«Peleo con la espada desenvainada y no con puñal bajo la ruana»

Creado Por: Daissy Cañón
El expresidente y hoy senador le dijo a Kienyke.com que a la fecha, de la infinidad de acusaciones que le han hecho, ninguna es cierta, dice que sus cartas siempre están sobre la mesa y que se arrima a todas las candelas porque no tiene rabo de paja.

Las convicciones y los sentimientos de Álvaro Uribe Vélez son firmes y no tienen marcha atrás, un ejemplo de ello es la defensa que hace de su política de seguridad democrática y la irreversible animadversión que siente por su sucesor Juan Manuel Santos. Asegura que sus peleas las enfrenta abiertamente con “la espada desenvainada y no con un puñal bajo la ruana.”
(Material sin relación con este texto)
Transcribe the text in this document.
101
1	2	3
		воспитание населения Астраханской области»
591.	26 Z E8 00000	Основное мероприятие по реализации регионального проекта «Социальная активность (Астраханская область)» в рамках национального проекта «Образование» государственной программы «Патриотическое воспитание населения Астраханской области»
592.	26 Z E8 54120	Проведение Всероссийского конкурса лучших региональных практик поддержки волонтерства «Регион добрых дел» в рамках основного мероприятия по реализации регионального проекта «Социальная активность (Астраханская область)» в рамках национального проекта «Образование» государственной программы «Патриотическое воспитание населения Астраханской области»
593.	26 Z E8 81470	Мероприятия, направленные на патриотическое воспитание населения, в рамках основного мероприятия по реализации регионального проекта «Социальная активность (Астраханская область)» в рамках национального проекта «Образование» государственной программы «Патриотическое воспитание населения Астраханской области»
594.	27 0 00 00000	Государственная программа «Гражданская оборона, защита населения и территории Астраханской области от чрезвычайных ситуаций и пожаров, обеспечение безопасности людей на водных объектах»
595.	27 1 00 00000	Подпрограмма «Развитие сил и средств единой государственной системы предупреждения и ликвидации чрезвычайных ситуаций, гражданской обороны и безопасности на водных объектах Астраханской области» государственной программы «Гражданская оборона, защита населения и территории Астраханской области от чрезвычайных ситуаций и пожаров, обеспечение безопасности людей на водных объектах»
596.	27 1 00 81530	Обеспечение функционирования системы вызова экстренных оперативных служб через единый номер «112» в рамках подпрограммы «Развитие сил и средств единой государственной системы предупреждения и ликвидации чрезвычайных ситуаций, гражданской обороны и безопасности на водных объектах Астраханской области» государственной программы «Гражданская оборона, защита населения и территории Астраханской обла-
El expresidente y hoy senador dialogó con Kienyke.com y a pesar de mantenerse tranquilo cuando le preguntamos sobre temas que le molestan y a veces rehúye contestar, fue contundente y habló con franqueza sobre lo que siente frente al sinnúmero de enemigos que tiene y que según él le están ayudando a completar una “colección de infamias.”

El atractivo escándalo

Los señalamientos de todo tipo contra el expresidente Álvaro Uribe vienen de tiempo atrás, van desde que es auxiliador de paramilitares, de narcotraficantes, de haber espiado a la Corte Suprema de Justicia, de promover espionajes a periodistas a través de chuzadas, de haber recibido plata del Ñeñe Hernández para comprar votos para la campaña de hoy presidente Iván Duque, de comprar testigos y un sinnúmero de acusaciones más.

Afirma que a los periodistas, por razones obvias,les atraen los temas escandalosos y las acusaciones contra él y no lo que es realmente importante en su labor para apoyar a los colombianos que en esta crisis requieren atención a sus necesidades.  Menciona un buen número de tareas en las que se encuentra inmerso prácticamente todo el tiempo.

Niega una a una las acusaciones y se defiende con vehemencia, asegura que cada nuevo señalamiento lo suma «a la colección de infamias.»

Resiente de manera  evidente la apertura de la indagación preliminar,  por cuenta de un anónimo que llegó a la Corte Suprema de Justicia, en el cual se señala al expresidente de ser el destinatario de los perfilamientos hechos a periodistas y líderes sociales de manera ilegal desde  la unidad de Inteligencia del Ejército.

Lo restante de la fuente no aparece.